I concluded my talk on the note that it was only when I was much older that I understood—my  parents’ hurtful words and expectations/demands were their fears, hopes, and dreams for me bundled into one package and wrapped in a language the American in me had not learned to decode. In the end, I emphasized, “successful” people are not born successful. They fall before they rise, build and rebuild themselves, and seek to help others and themselves to become increasingly “culturally competent” in each other’s stories so that one’s calls for help are heard and understood by another.

A year after our meeting, I continue to hear that several of the young women still talk about how our time together empowered them to find comfort in belonging to no one paradigm, believing that this may very well be the answer to their question of “belonging” as American children of, as Ronald Takaki puts it, “strangers from a different shore.” Their questions and comments then and today emphasize how critical it is for us to create safe and secure spaces for the intentional sharing of how our interactions impact the trajectory of one another’s lives.

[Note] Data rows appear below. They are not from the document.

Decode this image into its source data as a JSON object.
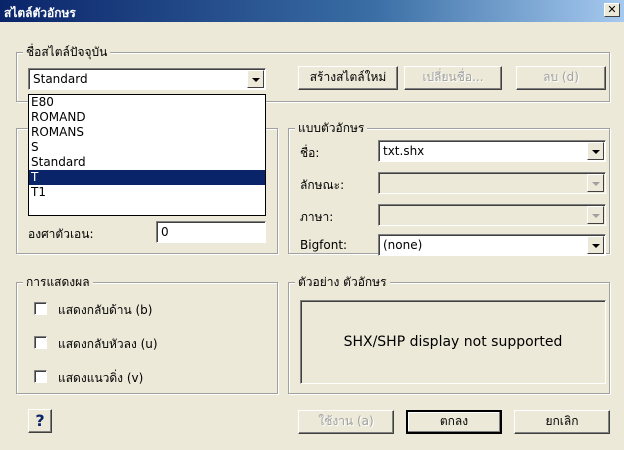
{
  "window": {
    "title": "สไตล์ตัวอักษร",
    "close_glyph": "✕"
  },
  "current_style": {
    "group_label": "ชื่อสไตล์ปัจจุบัน",
    "selected": "Standard",
    "new_button": "สร้างสไตล์ใหม่",
    "rename_button": "เปลี่ยนชื่อ...",
    "delete_button": "ลบ (d)",
    "dropdown_items": [
      "E80",
      "ROMAND",
      "ROMANS",
      "S",
      "Standard",
      "T",
      "T1"
    ],
    "highlighted_item": "T"
  },
  "size_effects": {
    "oblique_label": "องศาตัวเอน:",
    "oblique_value": "0"
  },
  "font": {
    "group_label": "แบบตัวอักษร",
    "name_label": "ชื่อ:",
    "name_value": "txt.shx",
    "style_label": "ลักษณะ:",
    "language_label": "ภาษา:",
    "bigfont_label": "Bigfont:",
    "bigfont_value": "(none)"
  },
  "effects": {
    "group_label": "การแสดงผล",
    "backwards": "แสดงกลับด้าน (b)",
    "upside_down": "แสดงกลับหัวลง (u)",
    "vertical": "แสดงแนวดิ่ง (v)"
  },
  "preview": {
    "group_label": "ตัวอย่าง ตัวอักษร",
    "message": "SHX/SHP display not supported"
  },
  "footer": {
    "help_glyph": "?",
    "apply_button": "ใช้งาน (a)",
    "ok_button": "ตกลง",
    "cancel_button": "ยกเลิก"
  },
  "colors": {
    "highlight": "#0a246a",
    "face": "#ece9d8"
  }
}
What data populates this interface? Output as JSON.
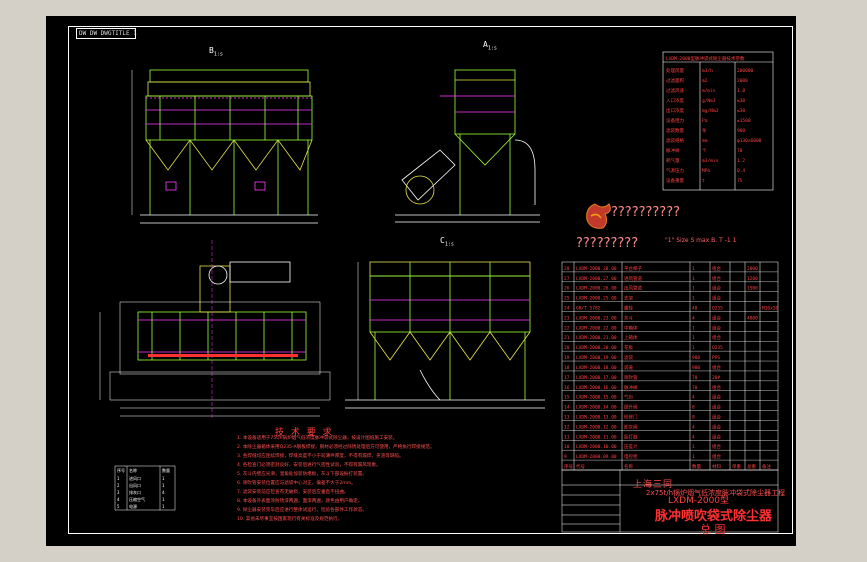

To hear these young women tell stories from their point of view is akin to putting flesh on the skeleton that is often the preferred starting and ending point of the national Asian American narrative.


  1. A splendid example of the universal lurking in the individual story. One of the gifts the humanities bring to our common life is wisdom about how "to navigate the complex, rigid, and incompatible paradigms established by linguistically and culturally diverse communities"--and those incompatible paradigms can often be found within a particular community, not just between communities--and indeed, even within an individual person.

    In an earlier blog post I referred to the observation of a friend of mine, that "we must become caretakers of one another's stories." Sia Her deepens this obligation, saying we need "to become increasingly 'culturally competent' in each other’s stories." Taking care of another's story requires learning to navigate the paradigms!

  2. A great post with a moving story about young Hmong girls, and thoughtful, but powerful descriptions of the conflicts between new paradigms and indisputably cultural wisdom profoundly embedded in our culture. Despite the challenges we continue to face, I am pleased with the extraordinary achievement and success of our young Hmong women, including my own daughters, which, in my estimation, outpace Hmong men in a lot of aspects. Yet, despite their successful careers in the public arena, Hmong women still cannot escape their traditional expectations in their homes and community.

    Hmong women have come a long way from the time I describe in my book, "...girls feel as if they were outsiders from birth." It is important that these posts are viewed with earnest interest and responded to with meaningful comments, even arguments.